If you recognize yourself in any of this, if you are still feeling in any way disoriented, disconnected, disrupted, disquieted by all that you have suffered these last two years, if you feel like in losing touch with others you have lost touch with yourself, and you fear for the future of a world that seems to have lost maybe its mind, but definitely its heart, then you are not alone. But on this Easter morning, the same one who called Mary by name those many years ago, calls to you as well. Listen for him. It can be hard to hear over the chaos of life. But remember the first Easter was as quiet as a graveyard at sunrise. Hush. Hush. Somebody’s calling your name. Jesus is calling you back to yourself. Calling you back that which is good and right and true. Calling you back to your church. Calling you back to your God; the very God who calls Jesus back from the darkness and disorientation of the tomb. The one whose presence persists even past death.

            But that is not all. For the Resurrection does more than just call us back to ourselves. It also calls on. When Mary hears her name, she runs to grab onto Jesus. She seems to be hoping that if she can hold him tight enough, they can go back to how things used to be and pretend like none of this terrible stuff ever happened. Like many of us, as we come back to ourselves, the desire is to rush back to how things were. But that’s not possible. She can’t hold onto him the way she did before. Things are different now. We’re different now. That’s why Jesus resists her. He’s not there just to call her back to herself, he’s there to call her on to something new. He says to her, “Do not hold on to me…But go and tell my brothers what you have seen.” And so she does.

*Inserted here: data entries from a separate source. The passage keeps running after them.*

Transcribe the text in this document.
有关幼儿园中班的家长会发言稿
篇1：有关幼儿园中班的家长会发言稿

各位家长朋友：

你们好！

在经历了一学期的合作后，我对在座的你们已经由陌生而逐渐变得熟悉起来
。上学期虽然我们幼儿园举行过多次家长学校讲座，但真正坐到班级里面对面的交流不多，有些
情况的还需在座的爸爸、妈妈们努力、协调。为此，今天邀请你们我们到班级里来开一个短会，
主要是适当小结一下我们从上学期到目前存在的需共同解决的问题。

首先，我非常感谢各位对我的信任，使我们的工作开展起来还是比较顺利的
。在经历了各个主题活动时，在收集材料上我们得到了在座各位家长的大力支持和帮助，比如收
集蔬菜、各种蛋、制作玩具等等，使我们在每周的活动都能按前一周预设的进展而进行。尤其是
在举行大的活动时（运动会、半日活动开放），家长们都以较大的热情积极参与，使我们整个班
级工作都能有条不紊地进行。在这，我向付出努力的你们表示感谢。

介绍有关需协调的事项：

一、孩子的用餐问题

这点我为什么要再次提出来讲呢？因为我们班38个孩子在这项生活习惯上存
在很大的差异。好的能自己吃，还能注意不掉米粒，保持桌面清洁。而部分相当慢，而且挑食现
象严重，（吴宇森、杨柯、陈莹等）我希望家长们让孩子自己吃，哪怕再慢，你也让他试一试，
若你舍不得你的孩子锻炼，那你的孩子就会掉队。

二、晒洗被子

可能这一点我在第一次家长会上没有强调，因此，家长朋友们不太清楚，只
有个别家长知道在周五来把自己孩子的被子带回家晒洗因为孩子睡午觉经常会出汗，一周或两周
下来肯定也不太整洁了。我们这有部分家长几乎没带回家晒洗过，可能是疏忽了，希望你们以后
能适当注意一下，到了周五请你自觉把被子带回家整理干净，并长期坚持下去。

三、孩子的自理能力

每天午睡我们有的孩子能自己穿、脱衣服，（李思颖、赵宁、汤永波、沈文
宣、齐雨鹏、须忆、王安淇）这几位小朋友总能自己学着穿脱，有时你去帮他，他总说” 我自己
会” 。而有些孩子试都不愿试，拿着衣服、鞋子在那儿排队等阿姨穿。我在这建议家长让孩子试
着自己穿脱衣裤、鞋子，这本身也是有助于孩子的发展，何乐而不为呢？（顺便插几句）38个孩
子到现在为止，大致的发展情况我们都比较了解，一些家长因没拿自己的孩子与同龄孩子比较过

And it changes the world. You see –the Resurrection anchors and orients us but then it says, “Go. That way.” It’s not enough just to come back and be stable. We are called onto something more. We are called to live and proclaim a whole new reality. A reality where even death itself is put in its rightful place.  A reality that looks a lot like what the prophet Isaiah was describing in our first reading this morning.

            “For I am about to create new heavens, and a new earth,” says the Lord. This new creation will be one of joy, where everyone—everyone—will have access to a full and abundant life. “For I am about to create Jerusalem as a joy and its people as a delight…No more shall there be in it an infant that lives but a few days, or an old person who does not live out a lifetime.” It’s a world of stability and security for all: “For like the days of a tree shall the days of my people be, and my chosen shall long enjoy the work of their hands.” It’s a world of peace where even the wolf and the lamb shall feed together and where none shall “hurt or destroy on all my holy mountain, says the Lord.” Wow. Wouldn’t that be something? A world of peace, joy, stability, abundant life. Can you even imagine such a reality?

            Friends, that is the world we are being called to. The Resurrection initiates that new reality, but ultimately it is only brought into being with our cooperation. That’s why Jesus is calling your name. Because you have the ability and the gifts to help bring about this new world. And that’s what we as Christians should be about. That’s what I hope we at Christ and St. Luke’s will be about. Creating a reality of joy, and stability, and abundance, and peace. A world governed by the law of love. That is the world I’m looking forward to building with you; nothing less than the Kingdom of God on earth as it is in heaven. As we emerge from the disorientation and disconnection and dissolution of Good Friday we are not just coming back, we are moving on. We are stepping out onto the precipice something new, not just in our church but in our world. A new creation is available to us if we would but answer the call. But if we’re going to answer that call first, we have to hear it. So this Easter day, if you feel like Mary, lost amidst the chaos of life, listen. Say to all your fears and frustrations, “Hush.” Say to all your anger and anxiety, “Hush.” Say to all your sadness and sorrow, “Hush…Hush.” Because somebody’s calling your name.